We have certainly proved ourselves adaptable and flexible workers, rapidly moving our pedagogy online while facing the prospect of teaching drastically reduced class sizes – all this so other essential workers could continue to go to work, knowing their children were safe, educated and cared for.
The online member meeting we held in the first week of this term was one of our most highly attended meetings I can remember. We facilitated discussions that lead to some great ideas, spoke about what we needed, and considered how we can help each other. I felt a huge amount of solidarity as we shared our experiences.
Our lives as educators have been in a constant state of flux, as we deal with a reality that we cannot predict or control. As we know, stability, autonomy and predictability for children is integral to them feeling safe and secure within their environments. We were suddenly thrown into a position where we had to provide the stability we always strive to, while being largely deprived of it ourselves.

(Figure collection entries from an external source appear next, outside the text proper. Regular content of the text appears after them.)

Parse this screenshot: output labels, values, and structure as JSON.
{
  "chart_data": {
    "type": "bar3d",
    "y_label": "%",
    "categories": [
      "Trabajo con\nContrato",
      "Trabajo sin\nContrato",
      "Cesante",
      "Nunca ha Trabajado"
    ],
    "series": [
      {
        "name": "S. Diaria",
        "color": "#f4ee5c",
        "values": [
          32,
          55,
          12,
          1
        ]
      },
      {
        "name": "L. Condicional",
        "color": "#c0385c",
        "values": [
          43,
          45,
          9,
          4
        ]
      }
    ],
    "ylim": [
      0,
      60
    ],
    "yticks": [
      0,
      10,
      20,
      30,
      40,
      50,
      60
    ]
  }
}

As we emerge from this lockdown, I sincerely urge the state and federal governments to continue to acknowledge the importance of the early childhood sector and ensure that is reflected in improvements to our wages and conditions
and standing within broader society moving forward.
After all the arrangements and tireless work that took place at the end of Term 1, we will not forget how inequitably we early childhood teachers and educators have been treated in comparison with our primary and secondary colleagues. I congratulate us all for not only surviving but thriving under the most difficult circumstances of our lives.